Did this person who tried Otto go on to buy him ?

Photos ?


----------



## brighteyes (13 February 2011)

Why?


----------



## horseowner (13 February 2011)

I bought Otto last year. I am trying to trace anyone who tried Otto or knew him before I bought him.


----------



## horseowner (14 February 2011)

Here is Otto.

He is a handsome 7 year old KWPN Gelding. I bought him last year near Ross on Wye.
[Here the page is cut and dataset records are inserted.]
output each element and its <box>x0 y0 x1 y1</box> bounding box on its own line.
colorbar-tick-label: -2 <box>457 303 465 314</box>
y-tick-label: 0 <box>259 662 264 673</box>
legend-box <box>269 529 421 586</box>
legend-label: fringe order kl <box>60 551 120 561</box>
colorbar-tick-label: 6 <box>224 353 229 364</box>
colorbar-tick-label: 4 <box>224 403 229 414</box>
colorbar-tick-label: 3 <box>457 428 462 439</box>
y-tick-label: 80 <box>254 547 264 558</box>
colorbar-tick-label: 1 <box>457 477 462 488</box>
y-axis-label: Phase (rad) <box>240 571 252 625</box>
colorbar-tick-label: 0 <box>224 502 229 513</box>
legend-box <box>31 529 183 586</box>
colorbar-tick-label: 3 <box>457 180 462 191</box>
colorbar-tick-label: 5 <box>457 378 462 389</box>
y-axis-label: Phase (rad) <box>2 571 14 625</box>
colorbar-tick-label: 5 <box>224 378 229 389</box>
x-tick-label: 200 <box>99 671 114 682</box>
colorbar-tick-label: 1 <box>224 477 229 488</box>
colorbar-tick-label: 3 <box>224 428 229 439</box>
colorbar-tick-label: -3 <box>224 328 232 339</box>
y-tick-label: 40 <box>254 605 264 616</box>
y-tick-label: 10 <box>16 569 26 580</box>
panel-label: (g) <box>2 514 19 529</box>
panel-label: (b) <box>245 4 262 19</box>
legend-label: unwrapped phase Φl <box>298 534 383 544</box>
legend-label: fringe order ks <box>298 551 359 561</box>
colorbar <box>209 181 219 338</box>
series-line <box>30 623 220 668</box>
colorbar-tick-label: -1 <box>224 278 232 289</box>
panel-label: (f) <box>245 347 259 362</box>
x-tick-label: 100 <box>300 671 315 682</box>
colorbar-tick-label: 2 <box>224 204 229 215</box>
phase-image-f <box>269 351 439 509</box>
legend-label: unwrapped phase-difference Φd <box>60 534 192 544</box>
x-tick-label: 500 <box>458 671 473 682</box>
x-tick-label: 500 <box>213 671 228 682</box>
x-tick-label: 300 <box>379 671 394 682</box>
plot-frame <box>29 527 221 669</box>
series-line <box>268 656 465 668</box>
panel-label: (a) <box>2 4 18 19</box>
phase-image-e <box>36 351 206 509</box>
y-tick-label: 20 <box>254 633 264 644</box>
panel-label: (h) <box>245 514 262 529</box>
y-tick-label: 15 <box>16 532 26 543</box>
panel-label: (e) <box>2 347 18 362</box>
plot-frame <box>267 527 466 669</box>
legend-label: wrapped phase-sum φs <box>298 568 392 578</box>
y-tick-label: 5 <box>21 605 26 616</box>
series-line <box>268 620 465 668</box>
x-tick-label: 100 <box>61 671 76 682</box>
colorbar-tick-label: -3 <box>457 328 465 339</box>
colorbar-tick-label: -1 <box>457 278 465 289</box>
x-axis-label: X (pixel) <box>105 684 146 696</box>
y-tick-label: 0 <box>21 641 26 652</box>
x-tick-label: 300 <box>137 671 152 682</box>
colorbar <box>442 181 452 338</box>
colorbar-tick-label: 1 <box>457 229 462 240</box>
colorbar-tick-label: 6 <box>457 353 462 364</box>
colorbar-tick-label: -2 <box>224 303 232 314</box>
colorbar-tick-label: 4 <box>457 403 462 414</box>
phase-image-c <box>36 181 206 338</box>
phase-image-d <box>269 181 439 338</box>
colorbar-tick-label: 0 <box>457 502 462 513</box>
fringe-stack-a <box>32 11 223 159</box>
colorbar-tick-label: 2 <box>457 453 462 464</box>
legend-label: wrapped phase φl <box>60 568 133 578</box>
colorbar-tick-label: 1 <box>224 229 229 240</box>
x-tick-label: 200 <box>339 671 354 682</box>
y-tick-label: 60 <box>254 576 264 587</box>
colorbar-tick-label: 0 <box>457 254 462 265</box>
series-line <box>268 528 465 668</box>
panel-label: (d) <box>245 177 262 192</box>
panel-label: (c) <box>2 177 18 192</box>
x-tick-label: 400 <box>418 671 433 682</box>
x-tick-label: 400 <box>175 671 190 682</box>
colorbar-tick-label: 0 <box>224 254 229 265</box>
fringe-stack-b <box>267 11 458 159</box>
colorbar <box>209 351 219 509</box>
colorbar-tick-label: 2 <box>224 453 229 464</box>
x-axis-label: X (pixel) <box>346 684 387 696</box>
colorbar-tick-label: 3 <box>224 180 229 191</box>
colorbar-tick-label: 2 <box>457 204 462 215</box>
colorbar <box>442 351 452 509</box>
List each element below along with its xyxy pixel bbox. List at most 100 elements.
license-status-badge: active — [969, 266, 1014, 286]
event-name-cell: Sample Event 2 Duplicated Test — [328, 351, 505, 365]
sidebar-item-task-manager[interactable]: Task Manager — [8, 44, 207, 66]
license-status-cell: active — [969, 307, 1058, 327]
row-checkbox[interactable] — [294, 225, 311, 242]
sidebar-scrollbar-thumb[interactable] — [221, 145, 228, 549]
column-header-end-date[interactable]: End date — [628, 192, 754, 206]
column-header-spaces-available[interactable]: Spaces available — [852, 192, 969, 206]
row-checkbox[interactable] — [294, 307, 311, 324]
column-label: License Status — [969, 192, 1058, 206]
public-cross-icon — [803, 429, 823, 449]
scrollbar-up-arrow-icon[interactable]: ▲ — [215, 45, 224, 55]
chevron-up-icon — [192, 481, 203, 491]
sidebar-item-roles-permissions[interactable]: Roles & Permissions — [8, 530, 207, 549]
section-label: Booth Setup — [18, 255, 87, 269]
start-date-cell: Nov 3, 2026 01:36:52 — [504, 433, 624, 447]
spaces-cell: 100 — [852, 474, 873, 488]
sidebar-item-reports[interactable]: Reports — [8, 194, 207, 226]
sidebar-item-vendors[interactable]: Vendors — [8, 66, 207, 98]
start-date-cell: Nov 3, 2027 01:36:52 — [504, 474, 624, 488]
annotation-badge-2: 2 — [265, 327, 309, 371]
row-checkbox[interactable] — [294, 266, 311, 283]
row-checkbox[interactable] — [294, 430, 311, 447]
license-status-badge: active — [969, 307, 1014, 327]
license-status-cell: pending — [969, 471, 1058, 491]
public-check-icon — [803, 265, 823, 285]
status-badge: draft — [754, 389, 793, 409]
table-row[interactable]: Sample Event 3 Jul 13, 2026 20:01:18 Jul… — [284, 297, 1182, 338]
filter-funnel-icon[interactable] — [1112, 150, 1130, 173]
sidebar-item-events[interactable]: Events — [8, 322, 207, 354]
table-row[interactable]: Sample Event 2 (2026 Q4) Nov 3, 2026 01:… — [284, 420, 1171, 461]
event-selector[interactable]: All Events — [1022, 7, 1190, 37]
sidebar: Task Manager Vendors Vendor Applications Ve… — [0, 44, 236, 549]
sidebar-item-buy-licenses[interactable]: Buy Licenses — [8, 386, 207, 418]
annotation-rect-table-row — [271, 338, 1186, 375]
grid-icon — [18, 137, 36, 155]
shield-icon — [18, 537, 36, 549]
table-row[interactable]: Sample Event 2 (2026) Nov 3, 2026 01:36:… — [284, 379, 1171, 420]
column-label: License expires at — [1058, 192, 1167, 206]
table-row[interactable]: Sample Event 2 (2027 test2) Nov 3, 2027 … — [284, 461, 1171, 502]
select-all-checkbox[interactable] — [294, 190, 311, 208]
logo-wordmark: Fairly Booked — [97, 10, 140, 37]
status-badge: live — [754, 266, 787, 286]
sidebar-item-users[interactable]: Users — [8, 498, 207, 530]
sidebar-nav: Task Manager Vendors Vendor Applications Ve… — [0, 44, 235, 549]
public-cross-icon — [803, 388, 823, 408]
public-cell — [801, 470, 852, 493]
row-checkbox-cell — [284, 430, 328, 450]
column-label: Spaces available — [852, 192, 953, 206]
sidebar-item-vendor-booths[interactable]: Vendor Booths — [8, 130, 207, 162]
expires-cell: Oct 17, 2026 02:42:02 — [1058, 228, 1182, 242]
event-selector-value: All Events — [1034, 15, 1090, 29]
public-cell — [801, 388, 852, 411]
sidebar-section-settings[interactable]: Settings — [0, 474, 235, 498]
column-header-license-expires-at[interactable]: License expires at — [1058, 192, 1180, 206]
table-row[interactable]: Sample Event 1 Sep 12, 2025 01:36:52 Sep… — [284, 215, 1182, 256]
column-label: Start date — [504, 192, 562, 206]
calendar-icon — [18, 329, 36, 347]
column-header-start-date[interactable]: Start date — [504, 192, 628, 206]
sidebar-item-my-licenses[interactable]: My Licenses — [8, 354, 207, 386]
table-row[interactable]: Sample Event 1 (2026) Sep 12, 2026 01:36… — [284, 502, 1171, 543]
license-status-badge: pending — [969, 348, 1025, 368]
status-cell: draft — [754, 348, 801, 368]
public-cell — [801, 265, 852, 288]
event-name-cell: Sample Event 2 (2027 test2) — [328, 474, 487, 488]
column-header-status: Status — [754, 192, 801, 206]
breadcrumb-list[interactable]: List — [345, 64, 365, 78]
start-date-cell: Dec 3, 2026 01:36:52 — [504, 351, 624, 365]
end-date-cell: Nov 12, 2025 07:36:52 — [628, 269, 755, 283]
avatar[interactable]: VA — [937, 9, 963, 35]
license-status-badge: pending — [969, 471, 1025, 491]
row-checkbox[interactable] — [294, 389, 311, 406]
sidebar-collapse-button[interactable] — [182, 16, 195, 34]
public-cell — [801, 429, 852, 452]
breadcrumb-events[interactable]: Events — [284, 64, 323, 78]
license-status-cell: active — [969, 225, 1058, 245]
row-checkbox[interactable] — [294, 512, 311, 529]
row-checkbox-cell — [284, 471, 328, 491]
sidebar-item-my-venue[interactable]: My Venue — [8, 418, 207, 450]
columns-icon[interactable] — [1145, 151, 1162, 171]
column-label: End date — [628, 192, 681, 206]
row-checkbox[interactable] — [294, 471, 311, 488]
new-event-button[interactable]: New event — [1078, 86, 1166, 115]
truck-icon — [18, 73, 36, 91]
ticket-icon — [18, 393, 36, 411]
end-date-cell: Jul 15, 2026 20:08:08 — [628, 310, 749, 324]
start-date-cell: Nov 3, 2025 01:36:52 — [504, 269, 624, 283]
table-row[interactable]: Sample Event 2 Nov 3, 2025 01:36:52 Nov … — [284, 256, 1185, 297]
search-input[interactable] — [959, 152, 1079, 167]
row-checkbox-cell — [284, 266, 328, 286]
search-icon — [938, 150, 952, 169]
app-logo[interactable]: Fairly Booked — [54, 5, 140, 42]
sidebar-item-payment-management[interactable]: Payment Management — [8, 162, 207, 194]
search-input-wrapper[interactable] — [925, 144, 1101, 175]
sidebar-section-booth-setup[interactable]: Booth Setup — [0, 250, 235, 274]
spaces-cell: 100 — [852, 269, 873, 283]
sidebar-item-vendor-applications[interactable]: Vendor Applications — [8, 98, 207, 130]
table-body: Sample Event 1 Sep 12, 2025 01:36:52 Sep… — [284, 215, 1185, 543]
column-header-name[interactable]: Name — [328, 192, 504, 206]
I am anxious to trace people who tried him before I did.


----------



## lialls (15 February 2011)

Could place an info wanted add on here http://www.herefordequestrian.co.uk/classifieds/Classified_Ads.html

Its a website covering that area and he might of been advertised on there.


----------



## bexwarren24 (17 February 2011)

Does Otto have a few issues? I recognise him from another forum. PM if you like, i may be wrong.


----------



## horseowner (23 February 2011)

horseowner said:














Here is Otto.

He is a handsome 7 year old KWPN Gelding. I bought him last year near Ross on Wye.

I am anxious to trace people who tried him before I did.
		
Click to expand...

bump


----------



## horseowner (20 October 2011)

Hi

I've noticed some interest in Otto's pictures from my Photobucket account.

Any reason?

Horseowner


----------